陶甘棠有意引着话题,心中未免有些紧张陈文颀会问及自己会武这一事,白款冬这身子,怎么瞧都是个柔柔弱弱抱着琴都费劲的人儿。
陈文颀坐在床边,烛火明明灭灭的,将他的脸在床幔上勾勒出极为分明的曲线,骨骼分明的手端起一旁伺候的宫女递上来的药,一边耐心的搅着药,一边轻声道“你是不安分的。”
陶甘棠眨巴着眼睛,佯装生气的模样,樱唇微翘“这些宫女姐姐们都可闷了,我同她们说再多也不睬我。”
陈文颀舀着一勺药,递到她嘴边,想堵上她的嘴,她的唇明艳艳的,瞧着就挺好吃的样子。
“喝了药,我同你说。”
床上的人听言,也不再言语,一口一口的喝下药,喝完了之后一脸委屈的模样盯着陈文颀“我是不是要死了啊。”
陈文颀眉头一皱,凤眸微睨,瞧向一旁的宫女,那宫女被这一瞧,忙不及跪下,声音发抖道“奴婢什么都不知。”

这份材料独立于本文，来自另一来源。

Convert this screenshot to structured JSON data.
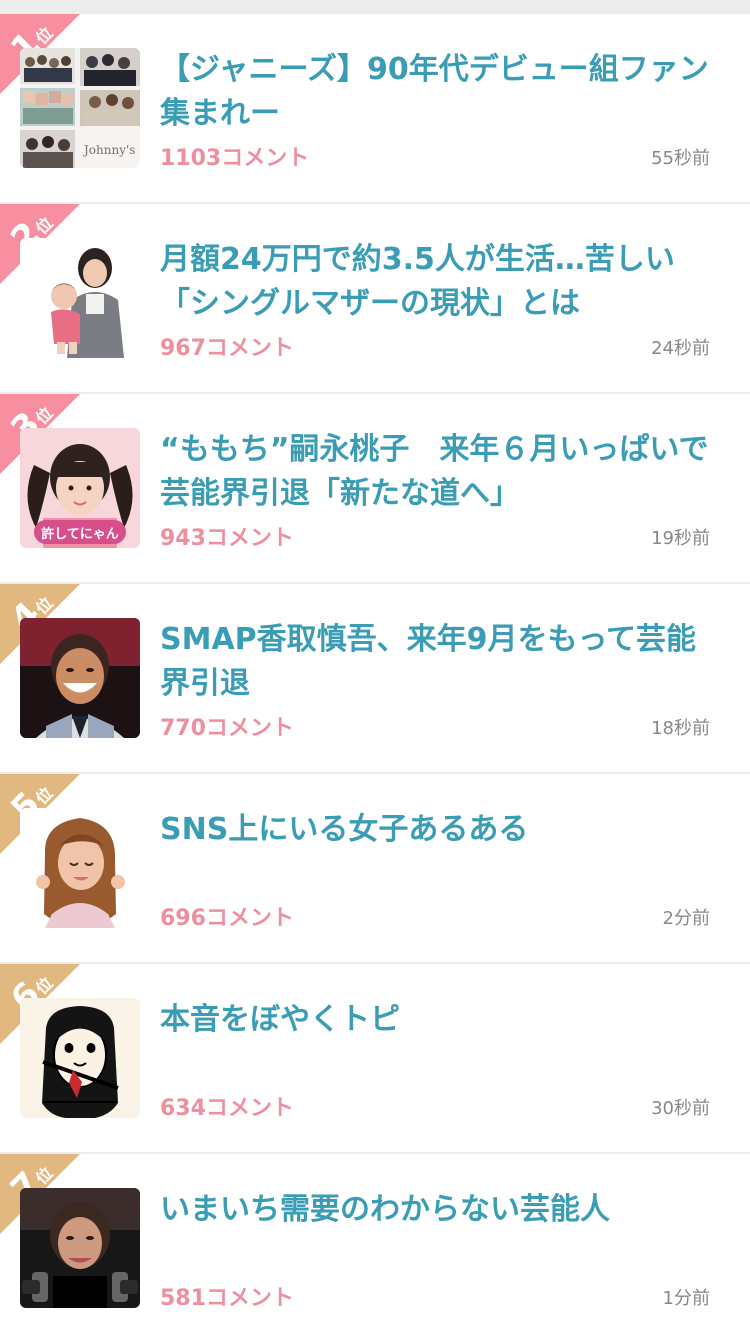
{
  "ranking": {
    "items": [
      {
        "rank": "1",
        "rank_unit": "位",
        "title": "【ジャニーズ】90年代デビュー組ファン集まれー",
        "comments": "1103コメント",
        "time": "55秒前",
        "ribbon_color": "#f78fa0",
        "thumbnail": "group-photo-collage-image"
      },
      {
        "rank": "2",
        "rank_unit": "位",
        "title": "月額24万円で約3.5人が生活…苦しい「シングルマザーの現状」とは",
        "comments": "967コメント",
        "time": "24秒前",
        "ribbon_color": "#f78fa0",
        "thumbnail": "mother-and-child-image"
      },
      {
        "rank": "3",
        "rank_unit": "位",
        "title": "“ももち”嗣永桃子　来年６月いっぱいで芸能界引退「新たな道へ」",
        "comments": "943コメント",
        "time": "19秒前",
        "ribbon_color": "#f78fa0",
        "thumbnail": "twin-tail-idol-image",
        "thumbnail_caption": "許してにゃん"
      },
      {
        "rank": "4",
        "rank_unit": "位",
        "title": "SMAP香取慎吾、来年9月をもって芸能界引退",
        "comments": "770コメント",
        "time": "18秒前",
        "ribbon_color": "#e2b881",
        "thumbnail": "smiling-man-portrait-image"
      },
      {
        "rank": "5",
        "rank_unit": "位",
        "title": "SNS上にいる女子あるある",
        "comments": "696コメント",
        "time": "2分前",
        "ribbon_color": "#e2b881",
        "thumbnail": "smiling-woman-image"
      },
      {
        "rank": "6",
        "rank_unit": "位",
        "title": "本音をぼやくトピ",
        "comments": "634コメント",
        "time": "30秒前",
        "ribbon_color": "#e2b881",
        "thumbnail": "manga-drawing-image"
      },
      {
        "rank": "7",
        "rank_unit": "位",
        "title": "いまいち需要のわからない芸能人",
        "comments": "581コメント",
        "time": "1分前",
        "ribbon_color": "#e2b881",
        "thumbnail": "press-conference-woman-image"
      }
    ]
  }
}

陶甘棠不解的看向陈文颀,又看向宫女,心中有几分迷茫。“我若不是快要死了,你怎的待我这般好。”
听言,陈文颀才微微宽心,好在她还未知道这事,这毒自己一定会帮她治好,只是在这之前还是让她这般无忧无虑着吧。
“你以后会是我的妻,我不待你好,你若同旁的跑了,我可怎么办?”
陶甘棠瞧着陈文颀一本正经的模样,没忍住笑出了声,鬓角的碎发都轻轻的晃着,整个人显得生动极了。“我若同旁的跑了,我这就是抗旨不尊。”说到此处,声音压低了些许,整个人半个身子向陈文颀靠近了点,嘴唇一张一合的在他耳边道“会被杀头的。”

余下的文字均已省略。